In reading “Postmodern History at the Musée d’Orsay,” I wondered about Mainardi’s own investments in the idea of “cohabitation,” which Sherman describes as analogous to the left-right cohabitation of the government at the time. Mainardi contextualizes the political cohabitation of the mid-1980s as “not just a necessity but a positive goal” (34) and aligns this need for compromise with the conditions of 19th century France, when the term “eclecticism” was favored. I kept thinking of Mainardi’s own formation as an art historian and as a member of the Redstockings and the political schisms that haunt the history of radical feminism. Perhaps this is my doing—reading too closely for biography, but this left me wondering: what are the implications of the playing out of present-day politics at the Musée d’Orsay for something larger than a French canon of art history or a “postmodern” museological practice? Were the Museum’s plans to place avant-garde and pompier art in dialogue an example of a larger trend of expanding the canon? The confusion surrounding the curatorial decisions of the Orsay seems larger than an institutional snafu.
Mainardi’s criticism, which I am inclined to agree with (recalling as best I can my most recent visit to the Orsay in 2016, which I suspect is at least slightly different from when the Museum first opened), is that this new cohabitation depoliticizes artworks by unproductively neutralizing social art history in favor of formalism (Nochlin offers a similar criticism, as quoted in the Sherman essay). Mainardi seems less concerned that the Orsay returned to certain nineteenth-century practices, so much as she is vexed by the cherry-picking of “historical reconstruction” (44). To return to some version of my question about the difference between staging “City of Cinema” in an art museum or a history museum, I continue to be skeptical of why a curatorial display of nineteenth-century art is beholden to nineteenth-century exhibition practices, or at least why such display must offer didactic transparency around their abandonment. This is not to suggest that I agree with the Orsay’s curatorial model and the curators' refusal of sufficient didactics (I remember being completely unable to find Olympia, only to find out [not from a sign, but rather after asking a security guard] that the painting had been taken down for conservation), but rather if we acknowledge that as contemporary viewers that we do not see these objects in the same way that nineteenth-century viewers did (on account of new epistemologies and ways of seeing), why is the status quo to assume that a museological approach is historically accurate? Mainardi’s point that revisionism according to some “ill-defined criterion of preference by official power” (48) fails to articulate a productive reshuffle is well-taken, but I wonder what she supposes should fill its place. By the end of the piece, it seems she believes that compromise is doomed to failure.

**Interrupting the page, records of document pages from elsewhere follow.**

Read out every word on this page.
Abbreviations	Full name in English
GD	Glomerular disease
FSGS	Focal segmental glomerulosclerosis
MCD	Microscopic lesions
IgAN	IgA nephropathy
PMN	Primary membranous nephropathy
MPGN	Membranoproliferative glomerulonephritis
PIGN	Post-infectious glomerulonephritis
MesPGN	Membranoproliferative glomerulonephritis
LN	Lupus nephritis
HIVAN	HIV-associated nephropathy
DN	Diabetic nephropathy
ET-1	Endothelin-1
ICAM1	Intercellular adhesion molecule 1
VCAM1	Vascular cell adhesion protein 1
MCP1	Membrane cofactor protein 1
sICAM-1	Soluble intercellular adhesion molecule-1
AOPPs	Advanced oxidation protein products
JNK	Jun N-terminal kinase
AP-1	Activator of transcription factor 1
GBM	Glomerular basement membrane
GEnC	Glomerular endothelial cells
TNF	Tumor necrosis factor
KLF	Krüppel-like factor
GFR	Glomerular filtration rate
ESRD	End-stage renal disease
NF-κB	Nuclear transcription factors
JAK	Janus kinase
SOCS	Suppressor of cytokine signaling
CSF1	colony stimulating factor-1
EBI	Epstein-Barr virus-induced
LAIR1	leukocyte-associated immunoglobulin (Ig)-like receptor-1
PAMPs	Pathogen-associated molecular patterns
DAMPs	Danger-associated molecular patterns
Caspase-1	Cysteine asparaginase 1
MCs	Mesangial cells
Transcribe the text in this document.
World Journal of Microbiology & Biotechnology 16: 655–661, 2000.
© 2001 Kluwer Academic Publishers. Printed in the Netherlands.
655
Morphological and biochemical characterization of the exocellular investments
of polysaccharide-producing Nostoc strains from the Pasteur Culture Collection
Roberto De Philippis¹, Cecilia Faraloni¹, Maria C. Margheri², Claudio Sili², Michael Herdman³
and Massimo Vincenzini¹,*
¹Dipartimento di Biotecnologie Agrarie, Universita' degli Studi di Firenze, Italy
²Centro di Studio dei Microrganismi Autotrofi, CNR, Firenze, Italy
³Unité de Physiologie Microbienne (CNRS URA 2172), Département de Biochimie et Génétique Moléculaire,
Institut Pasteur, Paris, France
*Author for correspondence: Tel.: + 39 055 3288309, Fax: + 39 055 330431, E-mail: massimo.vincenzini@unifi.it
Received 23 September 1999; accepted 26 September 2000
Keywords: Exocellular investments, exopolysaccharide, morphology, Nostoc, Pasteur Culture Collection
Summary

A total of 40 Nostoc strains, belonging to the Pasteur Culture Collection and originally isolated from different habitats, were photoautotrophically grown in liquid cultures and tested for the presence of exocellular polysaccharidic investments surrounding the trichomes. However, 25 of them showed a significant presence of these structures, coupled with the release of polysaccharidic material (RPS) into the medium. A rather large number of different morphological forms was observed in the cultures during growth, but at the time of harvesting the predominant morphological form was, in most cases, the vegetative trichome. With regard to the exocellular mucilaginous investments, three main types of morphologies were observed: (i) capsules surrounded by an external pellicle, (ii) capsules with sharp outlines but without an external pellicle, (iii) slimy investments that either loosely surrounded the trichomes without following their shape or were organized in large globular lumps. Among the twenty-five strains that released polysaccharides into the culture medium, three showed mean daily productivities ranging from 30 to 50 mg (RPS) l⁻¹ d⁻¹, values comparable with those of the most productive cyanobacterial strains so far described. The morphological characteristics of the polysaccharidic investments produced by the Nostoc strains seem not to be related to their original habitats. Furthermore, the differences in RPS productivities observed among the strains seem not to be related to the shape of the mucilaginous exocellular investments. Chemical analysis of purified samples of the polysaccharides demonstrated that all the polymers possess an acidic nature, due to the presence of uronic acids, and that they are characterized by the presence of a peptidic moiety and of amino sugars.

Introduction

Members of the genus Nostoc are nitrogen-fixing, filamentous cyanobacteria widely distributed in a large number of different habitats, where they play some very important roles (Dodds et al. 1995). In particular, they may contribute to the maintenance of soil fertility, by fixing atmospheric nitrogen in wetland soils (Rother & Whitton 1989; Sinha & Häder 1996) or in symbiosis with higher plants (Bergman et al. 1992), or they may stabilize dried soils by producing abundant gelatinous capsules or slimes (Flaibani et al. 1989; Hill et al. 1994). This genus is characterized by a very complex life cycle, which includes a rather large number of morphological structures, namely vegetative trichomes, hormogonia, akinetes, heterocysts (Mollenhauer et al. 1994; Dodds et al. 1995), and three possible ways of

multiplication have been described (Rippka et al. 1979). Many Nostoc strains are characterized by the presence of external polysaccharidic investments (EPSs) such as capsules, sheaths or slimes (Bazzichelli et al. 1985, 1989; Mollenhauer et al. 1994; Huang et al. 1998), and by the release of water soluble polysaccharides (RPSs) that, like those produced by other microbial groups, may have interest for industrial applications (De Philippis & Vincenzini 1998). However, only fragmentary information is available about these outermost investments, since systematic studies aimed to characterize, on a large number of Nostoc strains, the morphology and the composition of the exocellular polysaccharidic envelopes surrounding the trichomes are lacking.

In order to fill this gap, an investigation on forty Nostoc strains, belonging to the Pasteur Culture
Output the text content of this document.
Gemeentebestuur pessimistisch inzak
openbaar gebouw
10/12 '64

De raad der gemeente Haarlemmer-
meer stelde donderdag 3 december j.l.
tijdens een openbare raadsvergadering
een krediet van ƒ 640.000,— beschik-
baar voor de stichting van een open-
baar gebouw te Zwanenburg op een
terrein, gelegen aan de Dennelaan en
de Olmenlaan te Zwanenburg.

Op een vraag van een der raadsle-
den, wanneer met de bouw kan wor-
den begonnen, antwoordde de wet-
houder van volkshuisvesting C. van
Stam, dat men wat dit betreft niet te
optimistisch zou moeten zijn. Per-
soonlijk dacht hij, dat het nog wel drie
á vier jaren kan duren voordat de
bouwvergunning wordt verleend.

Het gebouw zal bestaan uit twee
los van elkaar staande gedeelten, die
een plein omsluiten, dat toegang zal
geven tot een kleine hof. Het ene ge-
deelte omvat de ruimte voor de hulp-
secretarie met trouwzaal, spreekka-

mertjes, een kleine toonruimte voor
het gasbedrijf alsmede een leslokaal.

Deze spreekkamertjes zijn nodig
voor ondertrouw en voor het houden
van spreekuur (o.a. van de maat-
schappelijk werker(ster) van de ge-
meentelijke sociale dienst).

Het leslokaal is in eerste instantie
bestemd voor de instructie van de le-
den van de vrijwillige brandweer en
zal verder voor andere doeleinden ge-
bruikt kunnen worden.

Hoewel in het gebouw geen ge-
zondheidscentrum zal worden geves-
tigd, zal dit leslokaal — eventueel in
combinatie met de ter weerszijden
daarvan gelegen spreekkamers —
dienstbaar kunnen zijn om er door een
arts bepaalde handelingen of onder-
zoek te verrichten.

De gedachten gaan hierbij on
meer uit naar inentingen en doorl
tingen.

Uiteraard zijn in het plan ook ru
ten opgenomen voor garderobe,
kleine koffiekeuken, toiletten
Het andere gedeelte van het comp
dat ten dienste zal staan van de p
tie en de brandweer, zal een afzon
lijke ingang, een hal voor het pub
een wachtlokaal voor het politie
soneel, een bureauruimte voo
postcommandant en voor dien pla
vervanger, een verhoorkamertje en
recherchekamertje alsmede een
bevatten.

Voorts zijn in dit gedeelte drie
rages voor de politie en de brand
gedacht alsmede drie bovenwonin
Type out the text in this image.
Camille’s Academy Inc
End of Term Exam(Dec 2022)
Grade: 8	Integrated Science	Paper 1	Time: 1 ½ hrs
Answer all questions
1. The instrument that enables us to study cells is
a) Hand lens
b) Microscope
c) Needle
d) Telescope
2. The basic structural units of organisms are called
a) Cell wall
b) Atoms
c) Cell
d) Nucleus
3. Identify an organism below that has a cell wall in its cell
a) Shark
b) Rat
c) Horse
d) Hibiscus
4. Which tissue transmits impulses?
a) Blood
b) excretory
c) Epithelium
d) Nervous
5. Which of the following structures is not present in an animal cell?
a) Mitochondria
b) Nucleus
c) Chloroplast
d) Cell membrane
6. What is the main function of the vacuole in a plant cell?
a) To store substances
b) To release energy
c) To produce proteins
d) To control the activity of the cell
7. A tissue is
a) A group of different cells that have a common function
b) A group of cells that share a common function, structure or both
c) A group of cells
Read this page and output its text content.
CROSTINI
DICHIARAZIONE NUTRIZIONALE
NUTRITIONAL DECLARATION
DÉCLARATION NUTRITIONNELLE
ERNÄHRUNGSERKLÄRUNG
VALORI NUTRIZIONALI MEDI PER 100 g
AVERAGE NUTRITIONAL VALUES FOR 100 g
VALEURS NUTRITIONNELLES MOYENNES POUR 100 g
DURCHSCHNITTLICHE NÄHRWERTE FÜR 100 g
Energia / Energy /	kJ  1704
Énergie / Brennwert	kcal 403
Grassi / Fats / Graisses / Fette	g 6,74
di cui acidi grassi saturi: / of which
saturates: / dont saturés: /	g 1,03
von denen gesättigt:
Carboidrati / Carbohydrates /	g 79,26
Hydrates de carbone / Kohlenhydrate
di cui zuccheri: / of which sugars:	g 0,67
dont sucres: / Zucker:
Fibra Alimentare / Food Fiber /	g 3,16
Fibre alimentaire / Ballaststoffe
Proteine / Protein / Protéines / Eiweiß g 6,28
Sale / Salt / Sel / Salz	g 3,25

Sherman takes a somewhat different approach in arguing that the museological decisions of the Orsay reflect a reaffirmation of “the validity of its own institutional past” (55). Sherman seems much more focused on how the limits of state funds and private patronage falsify an “official taste” of the state in the nineteenth century, reinforced by curators’ “allergy” to wall labels (59). While Sherman and Mainardi agree on many points, including the depoliticization of radical politics, Sherman seems more concerned with the pedagogical limitations of the Orsay’s curatorial approach, taking up the Guide as his primary antagonist. His conclusion is similar—compromise and conservatism gave way to stagnation.
Considering the “aesthetic hegemony” (44) that Mainardi speaks of, I was not particularly surprised that the introduction to “Enfin le cinéma!” seems especially invested in putting Impressionist painting in dialogue with the technological advancements to capture movement, largely understating the role of popular culture within the exhibition.
Some further questions:
What in the Mainardi and Sherman pieces can be attributed to the growing pains of a new institution? To a hysteria around “postmodernism”?
Where do the authors’ investments lie beyond the confines of the Orsay?
Can a historical work of art be divorced from its contemporaneous museological model successfully? In other words, are the conditions of display the only way to historicize an object?
What does a museum of the social history of art look like?